Plaintiffs' counsel has not shown an adequate basis for instructing Mr. Crankson to disregard the subpoena. See Fed. R. Civ. P. 45(e) ("The issuing court may hold in contempt a person who, having been served, fails without adequate excuse to obey the subpoena"). Defendants' contention is meritorious. "There is no constitutional right to disobey a lawful subpoena." In re Grand Jury Subpoena Dated June 5, 1985, 825 F.2d 231, 237 (9th Cir. 1987), citing United States v. United Mine Workers of America, 330 U.S. 258, 303-04 (1946). "The interests of orderly government demand that respect and compliance be given to orders issued by courts possessed of jurisdiction of persons and subject matter. One who defies the public authority and willfully refuses his obedience, does so at his peril." United Mines Workers, 330 U.S. at 303. "[E]vil intent is not necessary . . .a deliberate and conscious intent to disobey the subpoena is all that is needed." Wheeldin v. U.S., 283 F.2d 535, 535 (9th Cir. 1960). "[Counsel] knew that in advising his client to disobey the subpoena he did so at his peril, and he accepted the peril. The subpoena had been issued by the clerk of the court; the court was in session . . . The regular procedure to [challenge] the subpoena was a motion to quash." LeBer v. U S ex rel Fleming, 170 F. 881, 890 (9th Cir. 1909); accord, U.S. v. Pratt, 3 Alaska 400, 1907 WL 372 (D. Alaska 1907) ("An attorney . . . is guilty of contempt if he goes beyond the right to advise in matters of law, and, actuated by a spirit of resistance, counsels or conspires with his client or others to disobey an order of court and obstruct its enforcement"). Accordingly, even though Mr. Crankson has since been successfully deposed by defendants, the defendants will be reimbursed their costs incurred from the improperly cancelled deposition in the total amount of $530.30. This amount represents the limited expenses for which defense counsel seeks reimbursement for both missed depositions. All but $237.00*fn5 of this sanction is personal to plaintiffs' counsel, and shall not be charged, in any manner or by any means, to plaintiffs.

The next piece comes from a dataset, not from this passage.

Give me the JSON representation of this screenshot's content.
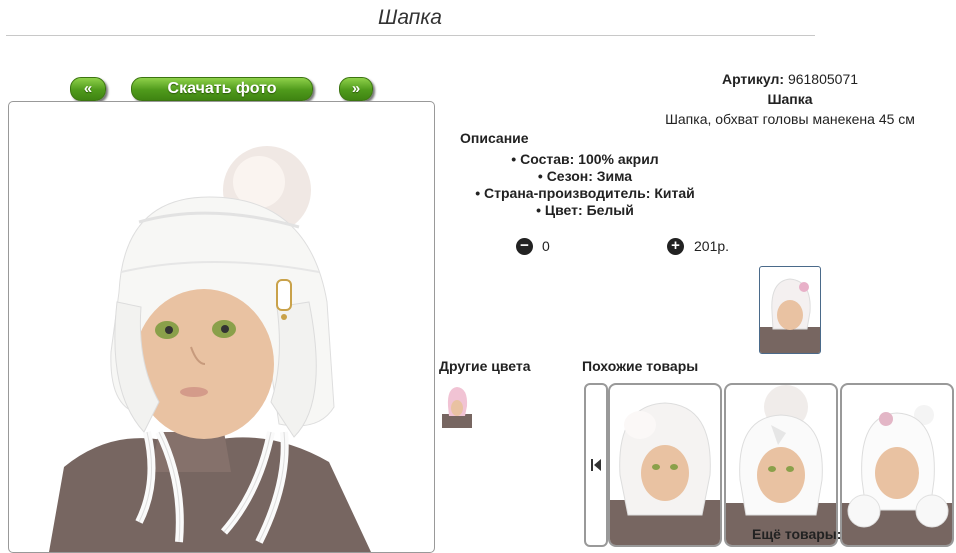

Although the costs awarded herein are modest, the missed depositions and IMEs have consumed an inordinate amount of time and demonstrate, at best, a pattern of neglectfulness on the part of plaintiffs. Plaintiff are admonished that they must comply the Federal Rules of Civil Procedure and orders of this court and the failure to do so may result in sanctions, including the sanction of dismissal. See Fed. R. Civ. P. 16(f) and Local Rule 11-110.


For the foregoing reasons,


1. Defendants' motion for discovery sanctions, Dckt. No. 90, is granted.

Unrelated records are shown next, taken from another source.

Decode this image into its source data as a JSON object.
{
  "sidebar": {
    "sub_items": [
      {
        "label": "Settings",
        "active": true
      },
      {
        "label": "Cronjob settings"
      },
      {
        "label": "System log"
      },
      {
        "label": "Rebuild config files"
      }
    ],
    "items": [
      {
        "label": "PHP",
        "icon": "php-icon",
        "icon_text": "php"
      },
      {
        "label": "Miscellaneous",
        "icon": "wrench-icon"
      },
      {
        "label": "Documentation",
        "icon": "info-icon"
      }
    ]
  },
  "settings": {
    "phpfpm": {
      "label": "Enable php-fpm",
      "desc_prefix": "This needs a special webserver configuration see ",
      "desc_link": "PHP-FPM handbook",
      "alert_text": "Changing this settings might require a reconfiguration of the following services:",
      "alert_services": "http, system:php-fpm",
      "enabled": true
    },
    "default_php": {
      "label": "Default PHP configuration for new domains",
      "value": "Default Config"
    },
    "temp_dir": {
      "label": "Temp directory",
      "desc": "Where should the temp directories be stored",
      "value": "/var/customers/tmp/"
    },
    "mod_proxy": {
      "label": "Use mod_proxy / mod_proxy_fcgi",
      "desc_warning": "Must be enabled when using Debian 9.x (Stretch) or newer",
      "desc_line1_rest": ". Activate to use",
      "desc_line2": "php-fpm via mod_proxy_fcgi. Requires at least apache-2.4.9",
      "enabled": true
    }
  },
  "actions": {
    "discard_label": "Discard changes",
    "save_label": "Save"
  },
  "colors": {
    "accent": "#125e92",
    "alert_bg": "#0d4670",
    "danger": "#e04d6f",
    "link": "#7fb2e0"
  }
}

2. Defendants are awarded reasonable reimbursement for their costs associated with plaintiffs' respective failure to appear at their originally scheduled independent psychiatric examinations, in the amount of $900 for each missed examination, for a total of $1,800.

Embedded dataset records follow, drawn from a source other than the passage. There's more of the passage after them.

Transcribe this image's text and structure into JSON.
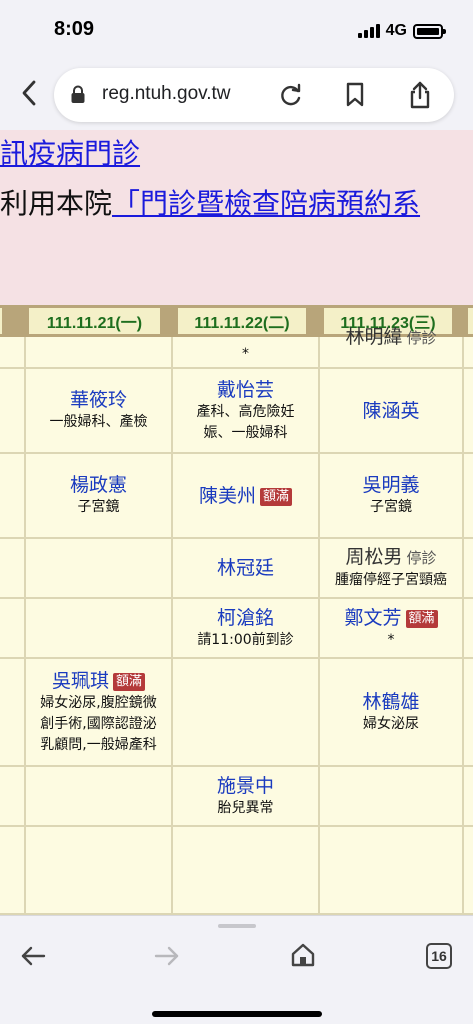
{
  "status": {
    "time": "8:09",
    "network": "4G"
  },
  "browser": {
    "url": "reg.ntuh.gov.tw",
    "tab_count": "16"
  },
  "banner": {
    "line1": "訊疫病門診",
    "line2_prefix": "利用本院",
    "line2_link": "「門診暨檢查陪病預約系"
  },
  "dates": [
    "111.11.21(一)",
    "111.11.22(二)",
    "111.11.23(三)"
  ],
  "schedule": {
    "r0": {
      "c2_star": "*",
      "c3_doc": "林明緯",
      "c3_tag": "停診"
    },
    "r1": {
      "c1_doc": "華筱玲",
      "c1_spec": "一般婦科、產檢",
      "c2_doc": "戴怡芸",
      "c2_spec1": "產科、高危險妊",
      "c2_spec2": "娠、一般婦科",
      "c3_doc": "陳涵英"
    },
    "r2": {
      "c1_doc": "楊政憲",
      "c1_spec": "子宮鏡",
      "c2_doc": "陳美州",
      "c2_badge": "額滿",
      "c3_doc": "吳明義",
      "c3_spec": "子宮鏡"
    },
    "r3": {
      "c2_doc": "林冠廷",
      "c3_doc": "周松男",
      "c3_tag": "停診",
      "c3_spec": "腫瘤停經子宮頸癌"
    },
    "r4": {
      "c2_doc": "柯滄銘",
      "c2_spec": "請11:00前到診",
      "c3_doc": "鄭文芳",
      "c3_badge": "額滿",
      "c3_spec": "*"
    },
    "r5": {
      "c1_doc": "吳珮琪",
      "c1_badge": "額滿",
      "c1_spec1": "婦女泌尿,腹腔鏡微",
      "c1_spec2": "創手術,國際認證泌",
      "c1_spec3": "乳顧問,一般婦產科",
      "c3_doc": "林鶴雄",
      "c3_spec": "婦女泌尿"
    },
    "r6": {
      "c2_doc": "施景中",
      "c2_spec": "胎兒異常"
    }
  }
}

3. Defendants are awarded reimbursement for their reasonable expenses associated with the failure of Mr. Crankson to appear at his initially scheduled and rescheduled depositions, particularly as a result of abiding by the advice of plaintiffs' counsel to ignore his deposition subpoena, in the total amount of $530.30.

4. These costs shall be paid within thirty (30) days of the filing of this order.

5. This court's order to show cause, Dckt. No. 104, is discharged.